Project researchers analyzed the DEM raster models produced by NCALM using ESRI’s ArcGIS Pro 2.7 to identify anthropogenic features based on their (typically rectilinear) geometry or previous ground identification. There is no ideal visualization for all areas of the study region [23,24,30,31,32,33]. Instead, we found moving between an array of visualizations produced with ArcGIS Pro and the Relief Visualization Toolbox (https://iaps.zrc-sazu.si/en/rvt#v (accessed on 1 March 2021))—including RRIM (red relief image map), Archaeological VAT, bonemapping, and variations on these [34,35,36,37]—aided in clarifying the geometry of features. In areas with no significant forest canopy, canalized fields are more evident in rasters derived from the intensity of the first returns in the lidar point cloud, rather than visualizations of the DEM [38,39], as discussed in further detail below. Canalized fields have also been identified in adjacent areas beyond the limits of this lidar survey using Google Earth imagery, as discussed in greater detail below.
Google Earth also played a critical function in resolving questions concerning whether some features observed in the lidar data were modern or if they predate the current settlements established in the late twentieth century. Anthropogenic features of recent origin evident in the DEM—including roads, sites of mining, fence lines separating properties, and water impound features to support cattle—are often readily identifiable in Google Earth imagery, because of their spatial relationships to modern settlement or because exposed soil or bedrock show them to be recent features lacking the weathering and vegetation we expect of more ancient modifications. Further, the presentation of multiple years of data in Google Earth, often spanning decades, means that the creation of many modern landscape modifications can essentially be observed ‘in process’ over time and can thus be distinguished from more ancient transformations.
Project members were each assigned sections of data falling within 1:10,000 scale map quadrants measuring ~5.9 km (east to west) by ~6.9 km (north to south) designated by Mexico’s Instituto Nacional de Estadística y Geografía (INEGI; https://www.inegi.org.mx (accessed on 18 June 2020)). INEGI map grid designations extend into Guatemalan territory and include the entire study area. Analysts placed a vector point on each identified feature, noting a confidence level of low, medium, or high. Once analysis of a quad was complete, that same section was assigned to a second and third analyst who reviewed the raster data and made any necessary adjustments to the attribute table. Golden, Scherer, and Schroder reviewed all files and finalized point assessments; all low- and medium-confidence points were removed, and only high-confidence points are included in this study.
We cannot securely quantify the rate of false negatives or false positives from our analysis without additional ground verification. We know from ground research that some significant structures did not resolve well. Given the number of ground-verified points, our research experience in the field, our cautious approach to qualifying features as high-confidence, and the experience of other research teams in the Maya region e.g., [8,40,41,42], we anticipate that false negatives significantly outnumber the false positives in our sample. Based on comparable research, we believe it is likely that the smallest structures on the landscape are inordinately undercounted in our study [43].

3. Results

Our sample for this discussion is not human population but populations of features that we have identified as ancient constructions and landscape modifications. In total, project analysts identified 5217 structures with high confidence. Of these high-confidence structures, 1919 (36.8%) are ground-verified from prior survey research.
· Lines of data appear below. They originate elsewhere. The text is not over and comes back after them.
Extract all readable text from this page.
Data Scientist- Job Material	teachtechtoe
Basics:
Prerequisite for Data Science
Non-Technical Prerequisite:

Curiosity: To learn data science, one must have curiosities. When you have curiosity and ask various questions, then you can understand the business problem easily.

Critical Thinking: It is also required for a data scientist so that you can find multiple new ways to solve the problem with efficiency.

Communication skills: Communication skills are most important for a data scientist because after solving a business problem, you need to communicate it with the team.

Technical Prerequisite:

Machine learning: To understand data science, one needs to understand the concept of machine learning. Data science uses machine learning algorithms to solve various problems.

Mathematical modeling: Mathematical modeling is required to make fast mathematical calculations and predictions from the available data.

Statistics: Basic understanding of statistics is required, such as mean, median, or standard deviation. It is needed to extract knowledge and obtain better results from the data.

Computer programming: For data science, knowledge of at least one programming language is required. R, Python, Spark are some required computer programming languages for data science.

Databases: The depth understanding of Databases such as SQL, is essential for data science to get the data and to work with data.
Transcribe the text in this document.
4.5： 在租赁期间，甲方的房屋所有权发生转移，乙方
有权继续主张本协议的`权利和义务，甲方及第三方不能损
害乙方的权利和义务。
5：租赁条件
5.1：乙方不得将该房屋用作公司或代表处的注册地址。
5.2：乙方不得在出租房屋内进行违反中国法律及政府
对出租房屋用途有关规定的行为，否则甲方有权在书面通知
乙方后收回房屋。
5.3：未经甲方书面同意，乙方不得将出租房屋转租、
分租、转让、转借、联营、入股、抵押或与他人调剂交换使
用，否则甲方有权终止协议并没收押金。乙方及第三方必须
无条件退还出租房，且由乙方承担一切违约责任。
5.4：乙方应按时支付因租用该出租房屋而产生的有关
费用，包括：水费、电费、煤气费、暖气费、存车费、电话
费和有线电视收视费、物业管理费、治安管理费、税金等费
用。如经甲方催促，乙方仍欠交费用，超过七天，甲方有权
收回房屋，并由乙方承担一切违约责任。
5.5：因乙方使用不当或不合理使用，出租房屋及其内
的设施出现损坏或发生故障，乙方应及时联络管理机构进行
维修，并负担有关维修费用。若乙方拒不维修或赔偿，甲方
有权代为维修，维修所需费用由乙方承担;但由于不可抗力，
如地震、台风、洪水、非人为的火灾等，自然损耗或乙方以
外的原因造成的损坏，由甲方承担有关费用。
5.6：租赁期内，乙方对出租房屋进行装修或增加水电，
We have a database of 1799 GPS points and associated documentation collected by researchers beginning in the late 1990s e.g., [44,45]. Some singular GPS points provide details on multiple anthropogenic features associated with those points and recorded in the course of field research; for instance a single GPS point may designate a group of buildings around a patio, and all of the features are considered ground-verified where substantiated by field notes. Some settlements have been previously mapped in whole or in part using total stations, tape-and-compass maps, or photogrammetry from drones. We consider such maps to be ground confirmation of the presence of structures identified in our analyses; they also reveal false negatives in some few cases. Pandemic restrictions on travel imposed by the authors’ universities during much of 2020 and 2021 largely prevented us from ground-verifying points since lidar data collection in 2019; however, we have been able to coordinate with local colleagues in Mexico to verify features provisionally identified in our data analysis, including those related to agricultural intensification (channeled fields and terraces). Finally, we assess some features as verified because they are visually obvious alongside highways to anyone transiting the region.
For purposes of comparison among published research groups, we have used the population index (PopIndex) developed by Marcello Canuto and colleagues [8]. The authors of that study created a multiplication table for minimum, low, middle, high, and maximum population estimates, working from identified structures and a series of adjustments for possible errors in that count of structures developed based on earlier scholarship. This calculation is expressed in Table 2, with study area results in Table 3.
Interestingly, for the almost 1.0 km2 architectural core of Piedras Negras, our population estimates range from 1188 to 2706 people. In an earlier study of Piedras Negras, Zachary Nelson [46] used different indices, based on comparison to modern communities and working assumptions including that there was no undercount of hidden structures and that all surface-visible structures were occupied contemporaneously. Nelson’s population estimates ranged from 1050 to 2800 people in the urban core of Piedras Negras during the 8th century AD, and he settled on 2600 as a reasonable estimate. Thus, despite the different approaches taken by Nelson (2006) and the PopIndex developed by Canuto and colleagues (2018) the resulting estimates are reasonably correlated for central Piedras Negras, and we consider an estimate of 2000 to 2600 people a reasonable estimate for the maximum population size of urban Piedras Negras during the 8th century.

3.1. Settlement Distributions and Densities

There has been a long, lively debate among archaeologists in the Maya area concerning how best to count residential structures and from these counts extract a reasonable, synchronic model for population counts and densities in any given period e.g., [47,48,49]. A thorough engagement with these discussions is beyond the scope of this article, but a brief consideration is warranted. For some investigators, in cases where there are extensive excavations of multiple patio groups, a productive sampling technique, or when excellent preservation permits assessments of room space or roofed areas, it may be that the patio group, plazuela, or some other such grouping of structures may prove possible to correlate with the social notion of the “household” as the most useful basis for such counts [47,50].
However, with our current data set from pedestrian survey, sample excavations, and lidar analysis, it is premature to assert that any group of structures we have identified can be correlated with a household or other similar social unit. Further, many of the structures evident in our lidar data (e.g., ridgetop settlements) do not conform to formal group arrangements of patios or other discrete residential units that we can confidently identify. We therefore use the individual structure as the basic unit of analysis and the basis for population models. Using structures as the basis for our counts also provides a point of comparison with robust data and population modeling from the Central Petén [8].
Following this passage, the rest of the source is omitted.